Scenario 1: Physical Access Control
In this scenario, an individual carrying an Android smartphone approaches a locked door which gets unlocked as soon as the distance to the door is close enough and intention to access the room is assumed. This is determined by the smartphone which measures the proximity to a BLE (Bluetooth Low-Energy) beacon that is placed nearby the door. If the distance is sufficiently close and movement is towards the door, a credential is sent to the verifier which then triggers unlocking the door-lock through a proxy to the door-lock system. The individual can then enter the room. There are four actors in this scenario:
- Individual: To enter a locked door the authorized individual does need to carry the smartphone. This differs from scenario 2 where the individual does not need to carry anything which is the eventual goal of Digidow.
- Smartphone: The smartphone app acts as the PIA that holds a credential for unlocking certain doors and as a part of the sensor that determines proximity (together with the stationary BLE beacon). Therefore, the app on the carried smartphone needs to get the permission to scan for BLE signals in the background. Once this permission is granted, Android provides an API which listens for predefined signals and informs the application to verify them. The app filters this information by signal strength and actual state to see if the individual is approaching a door or if the door already got unlocked. This state tracking allows detection of movement that indicates intention to access a room and also helps to prevent sending multiple requests if a door has already been unlocked and the individual remains in proximity of the door. Once the distance is far enough again a new unlock request will be sent the next time the individual approaches the door. Based on the sensor reading (beacon information), the smartphone PIA identifies the appropriate verifier (door lock access controller) to send the unlock request to.
- Beacon: The second part of the sensor is a stationary BLE beacon. A Raspberry Pi is used to continuously broadcast that beacon so that it can be picked up by the smartphone part of the sensor implementation. This is achieved with hcitool (a readily available package in the Raspbian software package repository) which allows installing a beacon broadcast by running a simple command.
- Verifier: The Raspberry Pi also acts as the verifier to accept unlock requests from an authorized PIA. We implement a REST API that checks if the request is authorized and if this is the case, a command message will be sent to the door-lock system which unlocks the specified door. The entire verifier is implemented in Rust. For the first year prototype, the scenario runs in a dedicated local network segment at the Institute of Networks and Security. Service discovery is solely based on the data in the BLE beacon.
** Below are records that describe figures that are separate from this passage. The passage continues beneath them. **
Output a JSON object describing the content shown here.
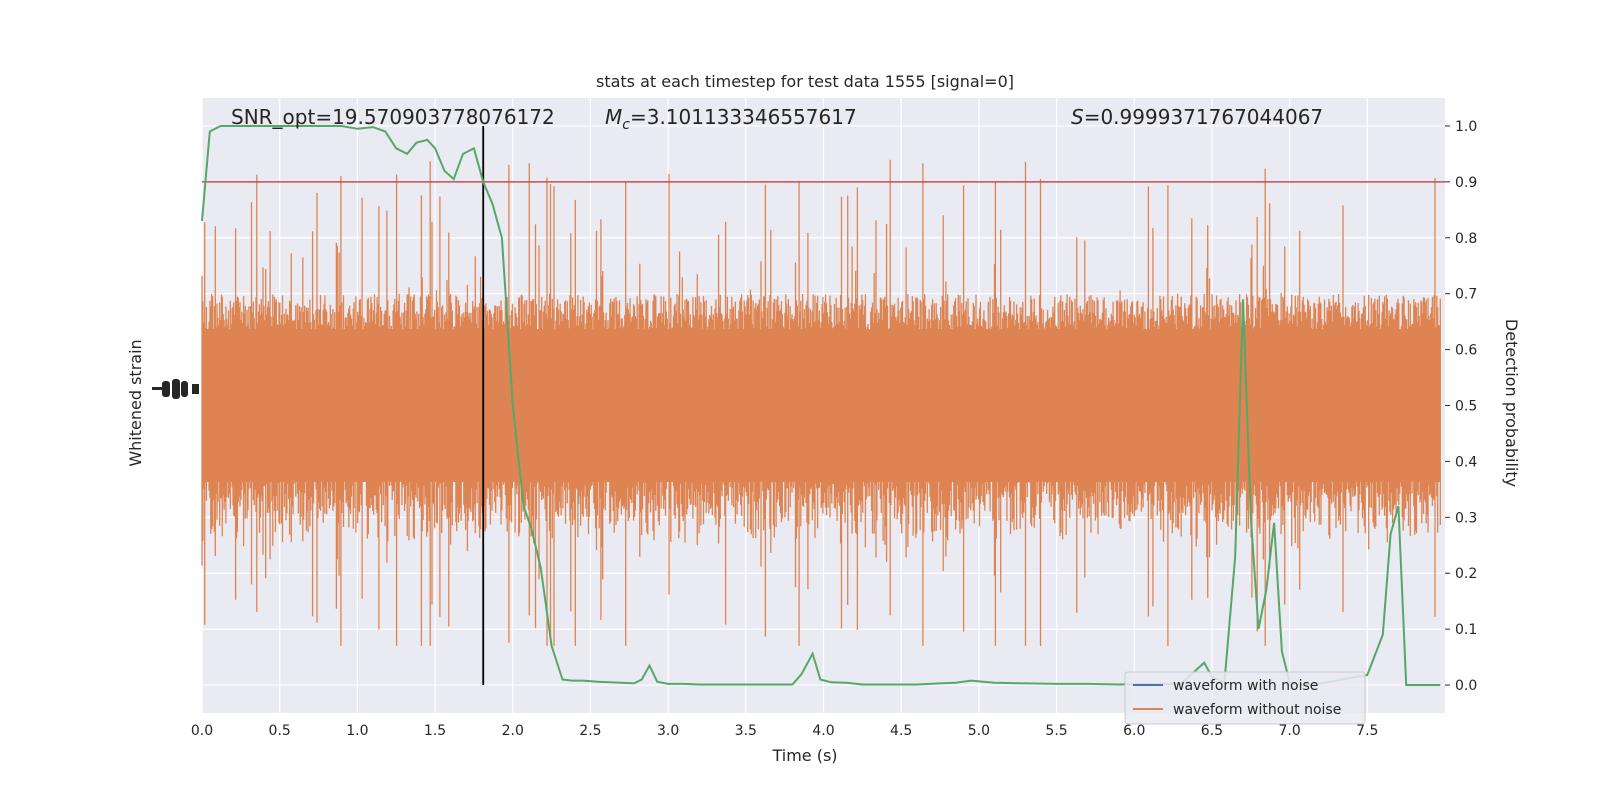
{
  "chart_data": {
    "type": "line",
    "title": "stats at each timestep for test data 1555 [signal=0]",
    "xlabel": "Time (s)",
    "ylabel_left": "Whitened strain",
    "ylabel_right": "Detection probability",
    "xlim": [
      0.0,
      8.0
    ],
    "ylim_right": [
      -0.05,
      1.05
    ],
    "x_ticks": [
      "0.0",
      "0.5",
      "1.0",
      "1.5",
      "2.0",
      "2.5",
      "3.0",
      "3.5",
      "4.0",
      "4.5",
      "5.0",
      "5.5",
      "6.0",
      "6.5",
      "7.0",
      "7.5"
    ],
    "y_ticks_right": [
      "0.0",
      "0.1",
      "0.2",
      "0.3",
      "0.4",
      "0.5",
      "0.6",
      "0.7",
      "0.8",
      "0.9",
      "1.0"
    ],
    "annotations": {
      "snr": "SNR_opt=19.570903778076172",
      "mc_symbol": "M",
      "mc_sub": "c",
      "mc_value": "=3.101133346557617",
      "s_symbol": "S",
      "s_value": "=0.9999371767044067"
    },
    "threshold": 0.9,
    "vline_x": 1.81,
    "noise_strain": {
      "description_band_center": 0.5,
      "band_half_width": 0.19,
      "spike_max": 0.99,
      "spike_min": 0.07
    },
    "detection_probability": {
      "x": [
        0.0,
        0.05,
        0.12,
        0.2,
        0.3,
        0.4,
        0.5,
        0.6,
        0.7,
        0.8,
        0.9,
        1.0,
        1.1,
        1.18,
        1.25,
        1.32,
        1.38,
        1.45,
        1.5,
        1.56,
        1.62,
        1.68,
        1.75,
        1.81,
        1.87,
        1.93,
        2.0,
        2.07,
        2.12,
        2.18,
        2.25,
        2.32,
        2.38,
        2.45,
        2.55,
        2.7,
        2.78,
        2.83,
        2.88,
        2.93,
        3.0,
        3.1,
        3.2,
        3.4,
        3.6,
        3.8,
        3.86,
        3.93,
        3.98,
        4.05,
        4.15,
        4.25,
        4.5,
        4.6,
        4.75,
        4.85,
        4.95,
        5.1,
        5.3,
        5.5,
        5.7,
        5.9,
        6.1,
        6.3,
        6.45,
        6.5,
        6.58,
        6.65,
        6.7,
        6.75,
        6.8,
        6.85,
        6.9,
        6.95,
        7.0,
        7.05,
        7.1,
        7.2,
        7.3,
        7.5,
        7.6,
        7.65,
        7.7,
        7.75,
        7.8,
        7.85,
        7.9,
        7.97
      ],
      "y": [
        0.83,
        0.99,
        1.0,
        1.0,
        1.0,
        1.0,
        1.0,
        1.0,
        1.0,
        1.0,
        1.0,
        0.995,
        0.998,
        0.99,
        0.96,
        0.95,
        0.97,
        0.975,
        0.96,
        0.92,
        0.905,
        0.95,
        0.96,
        0.9,
        0.86,
        0.8,
        0.5,
        0.32,
        0.28,
        0.21,
        0.07,
        0.01,
        0.008,
        0.008,
        0.006,
        0.004,
        0.003,
        0.01,
        0.035,
        0.006,
        0.002,
        0.002,
        0.001,
        0.001,
        0.001,
        0.001,
        0.02,
        0.056,
        0.01,
        0.005,
        0.004,
        0.001,
        0.001,
        0.001,
        0.003,
        0.004,
        0.008,
        0.004,
        0.003,
        0.002,
        0.002,
        0.001,
        0.002,
        0.002,
        0.04,
        0.015,
        0.004,
        0.23,
        0.69,
        0.3,
        0.1,
        0.17,
        0.29,
        0.06,
        0.005,
        0.001,
        0.001,
        0.003,
        0.008,
        0.018,
        0.09,
        0.27,
        0.32,
        0.0,
        0.0,
        0.0,
        0.0,
        0.0
      ],
      "color": "#55a868"
    },
    "legend": [
      {
        "label": "waveform with noise",
        "color": "#4c72b0"
      },
      {
        "label": "waveform without noise",
        "color": "#dd8452"
      }
    ],
    "legend_position": "lower-right",
    "colors": {
      "plot_bg": "#eaeaf2",
      "grid": "#ffffff",
      "noise": "#dd8452",
      "threshold": "#c44e52",
      "vline": "#000000"
    },
    "grid": true
  }
}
The smartphone accesses the internal network segment through a VPN tunnel. As an additional security layer on top of the VPN tunnel and besides the authorization credential, the HTTP REST API uses TLS and all requests must be authenticated using an app-specific secret.
It is noteworthy that, in this scenario, the smartphone acts as the PIA itself. Currently, we are planning to extend this scenario to a satellite PIA implementation, which will then report sensor readings to a hosted PIA implementation that is independent of the individual’s smartphone. This ensures the same sequence as in other scenarios and more control over the door access from the PIA as well as logging of interactions. This will also contribute to the location model as various sensor readings of the satellite PIA (discovered BLE beacons, GPS location, etc.) can be considered in the location modelling. The location model will, in turn, make the satellite PIA more scalable, as the PIA’s internal location representation will allow informed guesses of when and for which specific beacons to listen.
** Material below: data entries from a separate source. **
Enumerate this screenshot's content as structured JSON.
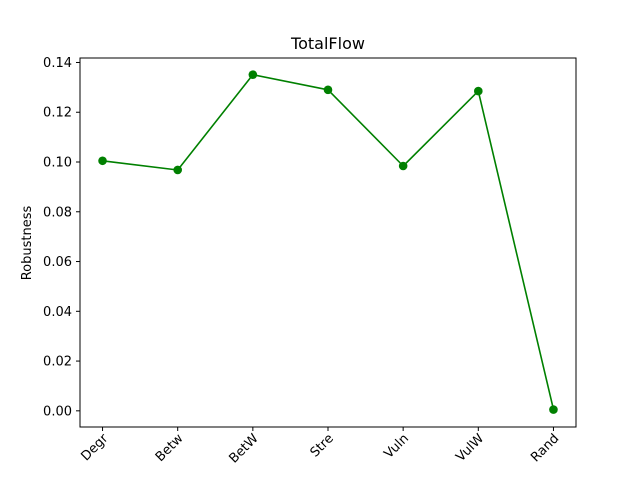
{
  "chart_data": {
    "type": "line",
    "title": "TotalFlow",
    "xlabel": "",
    "ylabel": "Robustness",
    "categories": [
      "Degr",
      "Betw",
      "BetW",
      "Stre",
      "Vuln",
      "VulW",
      "Rand"
    ],
    "series": [
      {
        "values": [
          0.1005,
          0.0968,
          0.1351,
          0.129,
          0.0984,
          0.1285,
          0.0005
        ],
        "color": "#008000",
        "marker": "circle"
      }
    ],
    "ylim": [
      -0.0065,
      0.1418
    ],
    "yticks": [
      0.0,
      0.02,
      0.04,
      0.06,
      0.08,
      0.1,
      0.12,
      0.14
    ],
    "ytick_labels": [
      "0.00",
      "0.02",
      "0.04",
      "0.06",
      "0.08",
      "0.10",
      "0.12",
      "0.14"
    ],
    "xtick_rotation": 45,
    "grid": false,
    "legend": "none"
  }
}
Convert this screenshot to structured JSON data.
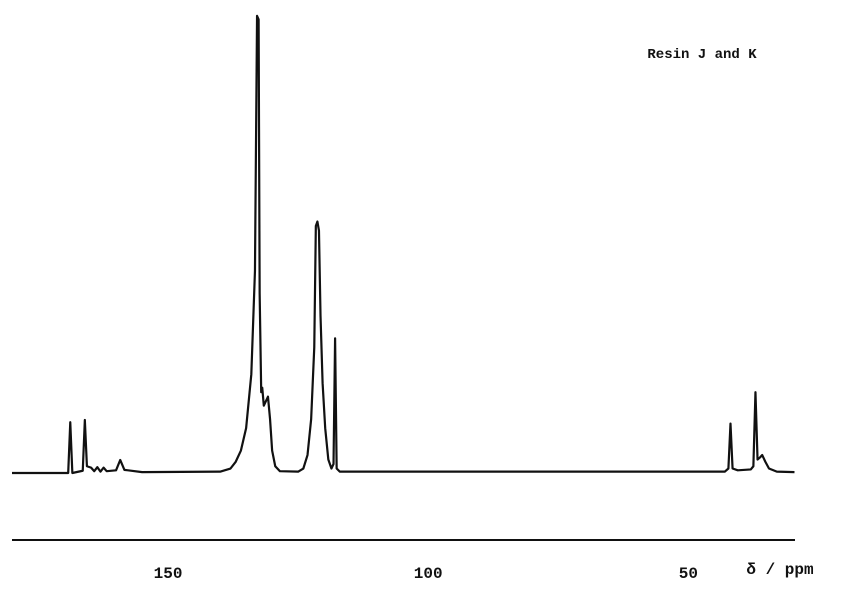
{
  "chart_data": {
    "type": "line",
    "title": "Resin J and K",
    "x_label": "δ / ppm",
    "color": "#111111",
    "xlim": [
      180,
      29.5
    ],
    "xticks": [
      150,
      100,
      50
    ],
    "ylim": [
      0,
      102
    ],
    "x": [
      180,
      169.2,
      168.8,
      168.4,
      166.4,
      166.0,
      165.6,
      164.8,
      164.2,
      163.6,
      163.0,
      162.4,
      161.8,
      160.0,
      159.2,
      158.4,
      155,
      140,
      138,
      137,
      136,
      135,
      134,
      133.3,
      132.9,
      132.6,
      132.4,
      132.1,
      131.9,
      131.6,
      131.2,
      130.8,
      130.4,
      130,
      129.4,
      128.5,
      125,
      124,
      123.2,
      122.5,
      121.9,
      121.6,
      121.3,
      121.0,
      120.7,
      120.3,
      119.8,
      119.2,
      118.6,
      118.2,
      117.9,
      117.6,
      117,
      60,
      43,
      42.3,
      41.9,
      41.5,
      40.5,
      38,
      37.5,
      37.1,
      36.7,
      36.2,
      35.8,
      35.2,
      34.5,
      33,
      29.6
    ],
    "values": [
      0,
      0,
      11.3,
      0,
      0.5,
      11.8,
      1.5,
      1.2,
      0.4,
      1.3,
      0.3,
      1.2,
      0.4,
      0.6,
      2.9,
      0.7,
      0.2,
      0.3,
      1,
      2.5,
      5,
      10,
      22,
      45,
      101.8,
      101,
      40,
      18,
      19,
      15,
      16,
      17,
      12,
      5,
      1.5,
      0.4,
      0.3,
      1,
      4,
      12,
      28,
      55,
      56,
      54,
      35,
      20,
      10,
      3,
      1,
      2,
      30,
      1,
      0.3,
      0.3,
      0.3,
      1,
      11,
      1,
      0.6,
      0.8,
      1.5,
      18,
      3,
      3.5,
      4,
      2.5,
      1,
      0.3,
      0.2
    ]
  }
}
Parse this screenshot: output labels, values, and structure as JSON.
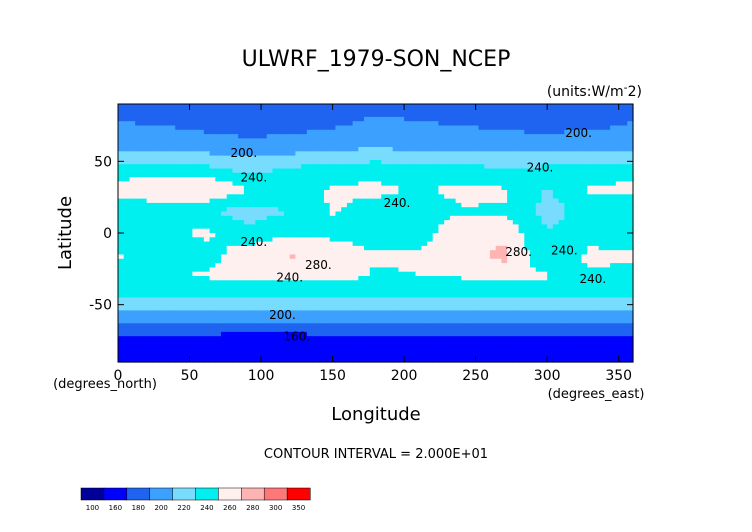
{
  "chart_data": {
    "type": "heatmap",
    "title": "ULWRF_1979-SON_NCEP",
    "units": "(units:W/m^2)",
    "xlabel": "Longitude",
    "ylabel": "Latitude",
    "x_unit_label": "(degrees_east)",
    "y_unit_label": "(degrees_north)",
    "xlim": [
      0,
      360
    ],
    "ylim": [
      -90,
      90
    ],
    "x_ticks": [
      0,
      50,
      100,
      150,
      200,
      250,
      300,
      350
    ],
    "y_ticks": [
      -50,
      0,
      50
    ],
    "footer": "CONTOUR INTERVAL = 2.000E+01",
    "contour_labels": [
      {
        "text": "200.",
        "lon": 88,
        "lat": 53
      },
      {
        "text": "200.",
        "lon": 322,
        "lat": 67
      },
      {
        "text": "240.",
        "lon": 95,
        "lat": 36
      },
      {
        "text": "240.",
        "lon": 195,
        "lat": 18
      },
      {
        "text": "240.",
        "lon": 295,
        "lat": 43
      },
      {
        "text": "240.",
        "lon": 95,
        "lat": -9
      },
      {
        "text": "240.",
        "lon": 120,
        "lat": -34
      },
      {
        "text": "240.",
        "lon": 332,
        "lat": -35
      },
      {
        "text": "280.",
        "lon": 140,
        "lat": -25
      },
      {
        "text": "280.",
        "lon": 280,
        "lat": -16
      },
      {
        "text": "240.",
        "lon": 312,
        "lat": -15
      },
      {
        "text": "200.",
        "lon": 115,
        "lat": -60
      },
      {
        "text": "160.",
        "lon": 125,
        "lat": -75
      }
    ],
    "colorbar": {
      "levels": [
        "100",
        "160",
        "180",
        "200",
        "220",
        "240",
        "260",
        "280",
        "300",
        "350"
      ],
      "colors": [
        "#00009b",
        "#0000ff",
        "#1e64f0",
        "#3ca0ff",
        "#78dcff",
        "#00f0f0",
        "#fff0f0",
        "#ffb4b4",
        "#ff7878",
        "#ff0000"
      ]
    },
    "field_estimate": {
      "lats": [
        -90,
        -75,
        -60,
        -45,
        -30,
        -15,
        0,
        15,
        30,
        45,
        60,
        75,
        90
      ],
      "lons": [
        0,
        30,
        60,
        90,
        120,
        150,
        180,
        210,
        240,
        270,
        300,
        330,
        360
      ],
      "values": [
        [
          160,
          160,
          160,
          160,
          160,
          160,
          160,
          160,
          160,
          160,
          160,
          160,
          160
        ],
        [
          172,
          170,
          170,
          168,
          168,
          170,
          172,
          172,
          172,
          172,
          170,
          172,
          172
        ],
        [
          205,
          205,
          205,
          205,
          205,
          208,
          208,
          208,
          208,
          208,
          205,
          205,
          205
        ],
        [
          240,
          240,
          238,
          238,
          240,
          240,
          242,
          242,
          242,
          240,
          240,
          240,
          240
        ],
        [
          255,
          258,
          262,
          265,
          268,
          268,
          258,
          260,
          262,
          266,
          262,
          258,
          255
        ],
        [
          262,
          246,
          250,
          272,
          282,
          278,
          262,
          262,
          272,
          286,
          240,
          264,
          262
        ],
        [
          248,
          250,
          265,
          245,
          256,
          252,
          246,
          250,
          278,
          272,
          242,
          252,
          248
        ],
        [
          244,
          246,
          242,
          232,
          240,
          262,
          250,
          242,
          258,
          258,
          232,
          248,
          244
        ],
        [
          266,
          278,
          282,
          262,
          254,
          262,
          266,
          258,
          266,
          262,
          238,
          262,
          266
        ],
        [
          250,
          252,
          246,
          232,
          242,
          248,
          250,
          248,
          246,
          240,
          244,
          248,
          250
        ],
        [
          212,
          212,
          210,
          208,
          210,
          215,
          218,
          215,
          212,
          212,
          210,
          215,
          212
        ],
        [
          202,
          200,
          196,
          190,
          192,
          198,
          205,
          202,
          200,
          196,
          194,
          196,
          202
        ],
        [
          190,
          190,
          188,
          182,
          185,
          188,
          195,
          192,
          190,
          188,
          186,
          188,
          190
        ]
      ]
    }
  }
}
Although this sounds simple, there are some catches to protect the individual to be tracked. Usually in such scenarios, the smartphone is constantly sending out Bluetooth signals which tell the sensor the proximity. This would allow other sensors to keep track of individuals as well and would, therefore, violate our privacy expectations. By switching the roles of the sensor and the smartphone, we can preserve privacy at the price of requiring the verifier to trust the smartphone app to some extent. So in our scenario, the external sensor part is constantly sending BLE beacons which the smartphone sensor part can process. If the sensor is close enough, the application can ensure that the individual is in front of the locked door and will send an unlock request to the verifier. The verifier authenticates the request and, if that is successful, triggers the actual unlocking of the door. For this prototype stage, we do not consider the trust expectation towards the individual’s smartphone as an issue as we assume that it is in the interest of the individual not to unlock doors if not physically present.
One issue that we observed with the BLE proximity solution are the update intervals of BLE beacon discovery by the smartphone. Android provides an API to passively listen to beacons. While this improves the battery life of the smartphone, it adds additional delay to the process as it takes some time to wake up the smartphone from doze mode, connect to the network, and send the information to the verifier. Another issue we were facing was the resolution of the proximity measurement, as the update intervals may sometimes not be frequent enough to accurately tell the position on fast movements. This makes it especially hard to determine if a person is just passing a door or really standing in front of it with the intention to enter the room. Future work could try to add additional sensor readings such as those from the accelerometer of the smartphone which would allow determining if the movement vector is continuing or if the movement decelerated/stopped suddenly. The downside to this approach is that such additional sensors will consume more energy which, in turn, impacts the battery life. Another option would be the usage of ultra wide-band (UWB) for more accurate distance and relative position measurement with potentially less impact on battery life.